Upon reaching consensus, Proposer sends back the agreed upon value to the Proxy
and the Proxy updates the state machine. Then the proxy sends back the response to the client.
- ```Proposer```: Proposer is the implementation of the proposer segment of ```QuePaxa```,
as described in our SOSP paper: QuePaxa: Escaping the tyranny of timeouts in consensus.
Proposer communicates with all the recorders of all replicas using ```gRPC```.
- ```Recorder```: Recorder is the implementation of the ```Interval summary register``` as described in the our paper.
Recorder responds to proposer requests.
#### Package comments
- ```client/```: contains the client implementation.
The request sending logic is in ```request.go``` and the statistic calculation logic is in ```stat.go```
- ```common/```: contains go structs that are both common to replica and client
- ```configuration/```: contains the code to extract configuration data from a ```.yaml``` file into a
```cfg``` object.
- ```experiments/```: contains the AWS deployment scripts for the artifact evaluation.

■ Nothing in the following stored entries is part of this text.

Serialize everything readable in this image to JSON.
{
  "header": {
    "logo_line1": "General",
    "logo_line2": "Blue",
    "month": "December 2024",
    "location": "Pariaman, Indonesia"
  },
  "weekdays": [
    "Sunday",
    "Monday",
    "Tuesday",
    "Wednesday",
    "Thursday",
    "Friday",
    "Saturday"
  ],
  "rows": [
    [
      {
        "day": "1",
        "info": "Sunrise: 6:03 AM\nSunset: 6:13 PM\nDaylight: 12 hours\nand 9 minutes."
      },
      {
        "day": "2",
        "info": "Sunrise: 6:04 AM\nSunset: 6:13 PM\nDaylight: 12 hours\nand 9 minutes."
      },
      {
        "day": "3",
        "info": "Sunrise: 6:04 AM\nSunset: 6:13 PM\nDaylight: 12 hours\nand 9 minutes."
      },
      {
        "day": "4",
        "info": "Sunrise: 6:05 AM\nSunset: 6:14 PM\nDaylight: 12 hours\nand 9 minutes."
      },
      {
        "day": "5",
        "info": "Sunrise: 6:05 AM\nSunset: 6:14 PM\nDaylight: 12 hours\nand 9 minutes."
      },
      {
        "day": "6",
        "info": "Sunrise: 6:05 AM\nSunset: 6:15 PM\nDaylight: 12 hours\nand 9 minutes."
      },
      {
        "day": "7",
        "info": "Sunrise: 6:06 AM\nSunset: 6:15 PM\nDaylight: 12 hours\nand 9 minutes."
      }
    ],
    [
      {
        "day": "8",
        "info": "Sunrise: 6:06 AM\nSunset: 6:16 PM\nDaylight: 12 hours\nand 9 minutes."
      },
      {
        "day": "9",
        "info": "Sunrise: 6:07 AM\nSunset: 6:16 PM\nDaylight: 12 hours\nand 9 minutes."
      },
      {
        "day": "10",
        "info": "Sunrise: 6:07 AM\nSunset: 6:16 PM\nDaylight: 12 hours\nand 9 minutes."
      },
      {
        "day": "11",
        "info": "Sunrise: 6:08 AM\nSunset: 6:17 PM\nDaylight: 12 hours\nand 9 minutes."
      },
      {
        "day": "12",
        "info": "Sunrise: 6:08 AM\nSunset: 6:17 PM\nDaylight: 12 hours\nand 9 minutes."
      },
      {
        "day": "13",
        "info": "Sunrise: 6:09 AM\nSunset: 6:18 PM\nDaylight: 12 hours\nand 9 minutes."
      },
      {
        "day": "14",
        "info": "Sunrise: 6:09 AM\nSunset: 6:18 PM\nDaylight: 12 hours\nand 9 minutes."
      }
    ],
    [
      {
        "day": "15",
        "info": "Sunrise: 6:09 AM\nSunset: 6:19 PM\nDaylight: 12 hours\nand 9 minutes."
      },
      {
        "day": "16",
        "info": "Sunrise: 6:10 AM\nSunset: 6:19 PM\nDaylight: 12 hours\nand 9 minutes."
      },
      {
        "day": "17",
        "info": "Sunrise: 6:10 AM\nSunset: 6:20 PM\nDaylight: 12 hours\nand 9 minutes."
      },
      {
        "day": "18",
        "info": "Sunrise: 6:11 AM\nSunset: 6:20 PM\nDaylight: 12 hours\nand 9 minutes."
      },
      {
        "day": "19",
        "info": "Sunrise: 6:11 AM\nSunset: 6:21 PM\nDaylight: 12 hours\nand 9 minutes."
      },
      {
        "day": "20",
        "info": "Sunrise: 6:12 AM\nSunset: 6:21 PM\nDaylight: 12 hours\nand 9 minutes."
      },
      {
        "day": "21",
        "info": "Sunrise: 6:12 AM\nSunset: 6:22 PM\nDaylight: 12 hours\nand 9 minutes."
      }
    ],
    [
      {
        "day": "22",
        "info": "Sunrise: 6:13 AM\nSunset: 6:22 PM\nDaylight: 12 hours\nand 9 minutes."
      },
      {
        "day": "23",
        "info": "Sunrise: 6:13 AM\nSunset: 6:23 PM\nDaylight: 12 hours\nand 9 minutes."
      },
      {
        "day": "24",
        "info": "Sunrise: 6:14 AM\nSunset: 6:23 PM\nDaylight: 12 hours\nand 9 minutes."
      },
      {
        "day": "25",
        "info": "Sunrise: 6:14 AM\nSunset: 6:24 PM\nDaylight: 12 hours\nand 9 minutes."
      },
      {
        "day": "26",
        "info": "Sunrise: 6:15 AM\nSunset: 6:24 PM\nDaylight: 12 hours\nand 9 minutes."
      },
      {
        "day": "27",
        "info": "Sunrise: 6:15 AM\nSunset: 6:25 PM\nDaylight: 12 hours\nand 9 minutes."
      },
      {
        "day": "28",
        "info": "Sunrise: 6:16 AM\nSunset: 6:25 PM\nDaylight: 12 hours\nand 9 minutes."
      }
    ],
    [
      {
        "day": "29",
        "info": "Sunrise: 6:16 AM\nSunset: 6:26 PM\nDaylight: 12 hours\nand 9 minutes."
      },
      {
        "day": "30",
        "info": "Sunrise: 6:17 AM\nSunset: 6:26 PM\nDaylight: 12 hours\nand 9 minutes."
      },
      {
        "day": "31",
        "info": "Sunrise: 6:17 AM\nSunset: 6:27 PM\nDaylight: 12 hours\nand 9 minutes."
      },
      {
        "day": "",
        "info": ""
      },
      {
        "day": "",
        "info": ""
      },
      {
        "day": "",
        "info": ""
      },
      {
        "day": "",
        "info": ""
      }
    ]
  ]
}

More on this is available in the artifact evaluation document.
- ```integration-test/```: contains the integration tests for ```QuePaxa```.
- ```proto/```: contains the proto definitions of client messages
- ```replica/```: contains the ```QuePaxa``` replica logic. ```proposer.go``` and ```recorder.go``` contain the
proposer and the ```ISR``` logics, respectively.